Stijging ontwikkelingshulp grotendeels schijn, zeggen VN
Thalif Deen
19 april 2005
De industrielanden zijn trots op het feit dat ze de laatste jaren steeds meer besteden aan ontwikkelingshulp. Volgens een nieuw VN-rapport valt het behoorlijk mee met die stijging. Als je de dollarontwaarding, de wereldwijde inflatie en de slechte kwaliteit van de hulp in rekening brengt, gaat het eerder om een status quo.
De officiële ontwikkelingshulp zat na de val van de Berlijnse Muur in een neerwaartse spiraal. De geldstromen van Noord naar Zuid volgen sinds 2001 weer een opwaartse curve. De jongste twee jaar betekenden onmiskenbaar een kentering: in 2003 gaven de 22 rijkste industrielanden 69 miljard dollar uit en in 2004 steeg de bilaterale ontwikkelingshulp tot 78,6 miljard.
Een stuk meer dus dan de 55 tot 60 miljard dollar die werd opgetekend in de tweede helft van de jaren 90. De stijging van 2002 naar 2003 bedraagt 18 procent, zegt de Organisatie voor Economische Samenwerking en Ontwikkeling (OESO), die 22 industrielanden telt.
Volgens een rapport dat de VN gisteren (maandag) presenteerden, klopt dat verhaal niet. In absolute termen stijgt het ontwikkelingsbudget inderdaad sterk, maar de cijfers moeten toch geïnterpreteerd worden met een zeker voorbehoud, zegt VN-baas Kofi Annan.
Het rapport bracht de sterke waardedaling van de dollar en de wereldwijde prijsinflatie in rekening. Resultaat: De stijging (van 2003) bedraagt ongeveer een kwart van het officiële cijfer. Bovendien, vervolgt Annan, neemt aan aanzienlijk deel van het stijgende ontwikkelingsbudget recentelijk de vorm aan van noodhulp, wat een heel ander verhaal is. De stijging is ook voor een deel toe te schrijven aan het feit dat de VS en andere landen massaal geld pompten in de wederopbouw van Afghanistan en Irak.

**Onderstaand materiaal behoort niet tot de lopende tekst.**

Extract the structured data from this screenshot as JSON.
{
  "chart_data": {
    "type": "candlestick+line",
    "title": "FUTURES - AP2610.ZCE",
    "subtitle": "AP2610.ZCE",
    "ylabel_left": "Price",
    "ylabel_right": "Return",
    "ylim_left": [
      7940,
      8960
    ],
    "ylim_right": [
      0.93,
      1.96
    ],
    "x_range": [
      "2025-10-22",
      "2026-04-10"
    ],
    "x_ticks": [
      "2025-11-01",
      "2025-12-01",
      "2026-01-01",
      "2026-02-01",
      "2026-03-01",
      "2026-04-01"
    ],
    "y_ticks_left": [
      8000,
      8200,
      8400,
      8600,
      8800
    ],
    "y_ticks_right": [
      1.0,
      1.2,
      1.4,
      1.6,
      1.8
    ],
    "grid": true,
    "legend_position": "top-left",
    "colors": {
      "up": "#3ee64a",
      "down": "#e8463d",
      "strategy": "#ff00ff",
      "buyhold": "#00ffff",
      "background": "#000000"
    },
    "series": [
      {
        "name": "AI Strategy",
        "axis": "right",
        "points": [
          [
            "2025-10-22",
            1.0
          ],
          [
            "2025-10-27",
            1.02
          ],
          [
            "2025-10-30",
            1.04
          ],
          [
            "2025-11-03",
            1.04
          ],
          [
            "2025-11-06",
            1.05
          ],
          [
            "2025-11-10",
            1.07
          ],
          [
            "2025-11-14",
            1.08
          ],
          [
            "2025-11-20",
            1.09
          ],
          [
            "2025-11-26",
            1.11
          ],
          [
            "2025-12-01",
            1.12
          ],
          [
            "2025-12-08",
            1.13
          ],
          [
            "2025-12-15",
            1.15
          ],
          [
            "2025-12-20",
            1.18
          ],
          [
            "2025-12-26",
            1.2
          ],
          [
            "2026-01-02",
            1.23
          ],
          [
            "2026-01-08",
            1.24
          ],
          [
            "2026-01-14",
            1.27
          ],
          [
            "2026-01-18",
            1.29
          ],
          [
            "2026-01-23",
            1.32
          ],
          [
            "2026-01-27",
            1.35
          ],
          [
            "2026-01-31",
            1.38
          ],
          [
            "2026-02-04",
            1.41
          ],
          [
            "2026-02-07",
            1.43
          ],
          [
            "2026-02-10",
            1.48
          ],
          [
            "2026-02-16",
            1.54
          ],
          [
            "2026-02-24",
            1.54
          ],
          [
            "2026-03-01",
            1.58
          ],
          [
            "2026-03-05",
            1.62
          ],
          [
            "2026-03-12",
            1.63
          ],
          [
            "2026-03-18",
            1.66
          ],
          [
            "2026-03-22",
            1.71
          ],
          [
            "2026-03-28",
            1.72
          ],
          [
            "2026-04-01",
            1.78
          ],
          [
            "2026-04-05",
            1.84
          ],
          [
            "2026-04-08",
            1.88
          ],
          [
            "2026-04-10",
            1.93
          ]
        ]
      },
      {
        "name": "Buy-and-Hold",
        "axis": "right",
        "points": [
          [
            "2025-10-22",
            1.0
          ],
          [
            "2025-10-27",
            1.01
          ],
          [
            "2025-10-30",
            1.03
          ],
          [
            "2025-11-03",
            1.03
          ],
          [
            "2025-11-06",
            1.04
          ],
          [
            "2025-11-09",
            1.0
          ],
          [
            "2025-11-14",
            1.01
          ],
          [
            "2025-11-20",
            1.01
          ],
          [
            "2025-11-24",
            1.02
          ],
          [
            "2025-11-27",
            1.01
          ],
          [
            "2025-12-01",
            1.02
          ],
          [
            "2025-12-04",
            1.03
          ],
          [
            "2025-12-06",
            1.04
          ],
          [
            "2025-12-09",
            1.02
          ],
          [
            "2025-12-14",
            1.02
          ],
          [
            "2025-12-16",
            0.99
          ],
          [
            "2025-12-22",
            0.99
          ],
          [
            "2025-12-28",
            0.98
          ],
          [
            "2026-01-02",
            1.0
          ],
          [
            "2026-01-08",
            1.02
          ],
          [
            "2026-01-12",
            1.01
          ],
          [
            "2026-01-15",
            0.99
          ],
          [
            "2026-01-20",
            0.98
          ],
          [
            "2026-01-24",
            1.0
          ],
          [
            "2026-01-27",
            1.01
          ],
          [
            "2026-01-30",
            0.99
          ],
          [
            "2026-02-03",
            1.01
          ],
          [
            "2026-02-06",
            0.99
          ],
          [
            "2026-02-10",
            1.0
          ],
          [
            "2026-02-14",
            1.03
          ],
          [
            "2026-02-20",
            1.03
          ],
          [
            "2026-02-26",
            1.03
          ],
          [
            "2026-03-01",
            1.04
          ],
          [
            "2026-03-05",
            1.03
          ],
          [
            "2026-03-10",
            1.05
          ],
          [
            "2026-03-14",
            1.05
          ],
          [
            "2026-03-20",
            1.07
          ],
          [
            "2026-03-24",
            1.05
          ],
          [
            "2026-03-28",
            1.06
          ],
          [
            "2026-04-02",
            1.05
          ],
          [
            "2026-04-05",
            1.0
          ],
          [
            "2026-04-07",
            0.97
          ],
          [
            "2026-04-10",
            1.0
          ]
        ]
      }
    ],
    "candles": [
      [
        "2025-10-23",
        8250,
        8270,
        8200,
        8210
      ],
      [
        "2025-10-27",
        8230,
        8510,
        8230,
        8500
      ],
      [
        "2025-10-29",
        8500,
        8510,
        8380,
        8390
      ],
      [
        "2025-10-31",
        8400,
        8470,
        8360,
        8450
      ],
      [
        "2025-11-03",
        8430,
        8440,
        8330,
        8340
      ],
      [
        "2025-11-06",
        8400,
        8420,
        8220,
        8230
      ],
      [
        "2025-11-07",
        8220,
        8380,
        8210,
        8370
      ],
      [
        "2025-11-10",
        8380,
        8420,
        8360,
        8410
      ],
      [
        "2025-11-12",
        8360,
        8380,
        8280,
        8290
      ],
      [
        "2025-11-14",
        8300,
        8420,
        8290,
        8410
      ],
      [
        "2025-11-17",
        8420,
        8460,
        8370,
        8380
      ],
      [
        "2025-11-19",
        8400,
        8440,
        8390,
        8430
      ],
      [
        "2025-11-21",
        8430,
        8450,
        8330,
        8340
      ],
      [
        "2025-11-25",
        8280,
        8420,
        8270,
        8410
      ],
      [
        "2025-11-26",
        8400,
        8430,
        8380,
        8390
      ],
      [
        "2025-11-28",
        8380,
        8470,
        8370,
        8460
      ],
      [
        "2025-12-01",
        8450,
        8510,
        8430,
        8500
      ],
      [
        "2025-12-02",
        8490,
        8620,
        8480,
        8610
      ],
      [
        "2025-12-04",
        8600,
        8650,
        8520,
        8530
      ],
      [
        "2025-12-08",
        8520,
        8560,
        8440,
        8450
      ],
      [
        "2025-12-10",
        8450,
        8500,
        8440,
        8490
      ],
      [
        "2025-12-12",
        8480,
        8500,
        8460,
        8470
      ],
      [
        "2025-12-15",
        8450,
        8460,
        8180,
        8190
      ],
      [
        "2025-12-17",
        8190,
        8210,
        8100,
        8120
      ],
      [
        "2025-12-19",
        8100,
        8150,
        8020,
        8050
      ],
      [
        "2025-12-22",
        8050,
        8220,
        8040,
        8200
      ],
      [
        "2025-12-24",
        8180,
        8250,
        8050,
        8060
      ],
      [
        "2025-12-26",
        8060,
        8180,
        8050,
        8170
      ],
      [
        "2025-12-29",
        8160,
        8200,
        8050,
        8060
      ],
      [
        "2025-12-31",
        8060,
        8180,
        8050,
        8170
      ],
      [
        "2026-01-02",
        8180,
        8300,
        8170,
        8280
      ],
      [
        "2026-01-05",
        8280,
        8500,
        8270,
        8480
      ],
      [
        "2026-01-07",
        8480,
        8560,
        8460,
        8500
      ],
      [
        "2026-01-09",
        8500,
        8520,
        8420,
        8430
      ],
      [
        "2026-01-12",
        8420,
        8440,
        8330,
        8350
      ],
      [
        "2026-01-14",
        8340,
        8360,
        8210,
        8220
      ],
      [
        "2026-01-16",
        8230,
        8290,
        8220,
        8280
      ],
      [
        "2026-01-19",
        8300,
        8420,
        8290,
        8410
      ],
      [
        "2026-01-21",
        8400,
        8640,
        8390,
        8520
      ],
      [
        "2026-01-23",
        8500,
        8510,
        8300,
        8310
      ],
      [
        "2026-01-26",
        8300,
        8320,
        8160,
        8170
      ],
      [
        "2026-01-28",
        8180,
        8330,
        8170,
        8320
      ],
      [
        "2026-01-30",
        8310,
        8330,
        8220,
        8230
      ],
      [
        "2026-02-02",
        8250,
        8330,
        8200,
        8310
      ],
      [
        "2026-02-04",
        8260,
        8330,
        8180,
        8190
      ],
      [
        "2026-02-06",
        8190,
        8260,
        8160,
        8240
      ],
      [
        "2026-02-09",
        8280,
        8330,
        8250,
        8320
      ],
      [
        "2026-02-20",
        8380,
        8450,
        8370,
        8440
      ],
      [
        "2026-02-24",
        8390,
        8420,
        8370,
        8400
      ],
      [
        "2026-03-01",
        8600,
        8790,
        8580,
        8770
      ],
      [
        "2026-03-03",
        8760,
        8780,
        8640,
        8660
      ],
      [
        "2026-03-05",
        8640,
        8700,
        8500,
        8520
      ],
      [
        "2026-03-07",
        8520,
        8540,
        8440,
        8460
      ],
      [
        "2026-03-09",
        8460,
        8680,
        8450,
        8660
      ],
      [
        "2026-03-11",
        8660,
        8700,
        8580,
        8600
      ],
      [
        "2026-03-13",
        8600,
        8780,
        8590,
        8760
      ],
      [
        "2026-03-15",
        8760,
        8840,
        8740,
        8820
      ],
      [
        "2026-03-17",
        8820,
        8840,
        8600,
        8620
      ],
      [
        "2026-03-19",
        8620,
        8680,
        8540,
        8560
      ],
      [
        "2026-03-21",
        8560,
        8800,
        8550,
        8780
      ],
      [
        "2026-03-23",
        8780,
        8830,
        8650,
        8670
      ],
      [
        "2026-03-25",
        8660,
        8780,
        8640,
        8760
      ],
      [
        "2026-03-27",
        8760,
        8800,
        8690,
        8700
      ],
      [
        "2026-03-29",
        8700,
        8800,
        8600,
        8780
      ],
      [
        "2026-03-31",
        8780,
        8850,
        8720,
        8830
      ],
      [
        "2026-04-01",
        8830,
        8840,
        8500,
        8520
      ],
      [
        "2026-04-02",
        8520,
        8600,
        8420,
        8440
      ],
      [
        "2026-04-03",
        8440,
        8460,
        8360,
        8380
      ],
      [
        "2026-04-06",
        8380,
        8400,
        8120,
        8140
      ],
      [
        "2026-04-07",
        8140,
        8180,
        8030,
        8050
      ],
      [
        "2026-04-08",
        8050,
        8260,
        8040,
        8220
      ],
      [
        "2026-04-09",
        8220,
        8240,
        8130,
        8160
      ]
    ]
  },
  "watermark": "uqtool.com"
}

Wanneer je Afghanistan en Irak niet meetelt, dan is de officiële ontwikkelingshulp van de OESO-landen in 2003 nauwelijks gestegen in reële termen. In werkelijkheid is er niet zoveel meer geld beschikbaar om de millenniumdoelstellingen te halen, zegt Annan. De acht millenniumdoelstellingen streven tegen 2015 onder meer naar een halvering van de honger en de armoede en naar universeel basisonderwijs wereldwijd.
De gekwantificeerde doelstellingen zijn uitgegroeid tot een internationaal aanvaarde ontwikkelingsagenda. Om ze te halen, is jaarlijks 50 miljard dollar extra nodig, schatten de VN. De OESO verwacht dat de rijke landen volgend jaar 88,4 miljard dollar halen en dat de kaap van 100 miljard gerond wordt in 2010.
Arabella Fraser, van de humanitaire organisatie Oxfam, is blij dat de VN de zelfgenoegzaamheid van de rijke landen ontmaskert. Er is zeker sprake van een trendbreuk met de budgetinkrimping van de jaren negentig. Maar je kan niet zeggen dat de rijke landen op weg zijn om 50 miljard dollar extra per jaar te halen, zegt Fraser. De kwaliteit van de ontwikkelingshulp laat vaak te wensen over. Van elke dollar die uitgegeven wordt aan hulp, bereikt slechts 40 cent de armste landen. De rest gaat naar geostrategische belangen in landen als Egypte, Israël, Irak en Afghanistan.
De stijging van het budget waar de VS en andere landen mee dwepen is onvoldoende en bijzonder misleidend, zegt ook Ann-Louise Colgan van de Amerikaanse ngo Africa Action. Zeventig procent van de Amerikaanse hulp is gebonden aan de verplichting om dat geld te gebruiken voor de aankoop van goederen en diensten in de VS. Dat ondermijnt de inspanningen voor de arme Afrikaanse landen.
De lat voor 2015 ligt op 0,7 procent. Slechts vijf landen van de OESO (Denemarken, Luxemburg, Nederland, Noorwegen en Zweden) halen die norm, zegt Annan in zijn rapport. Een reeks van vier andere landen, waaronder België en Frankrijk, hebben een groeipad gefixeerd om de 0,7-norm te halen. Dit jaar is het exact 35 jaar geleden is dat de Algemene Vergadering van de VN een resolutie stemde om die norm te halen. (MM)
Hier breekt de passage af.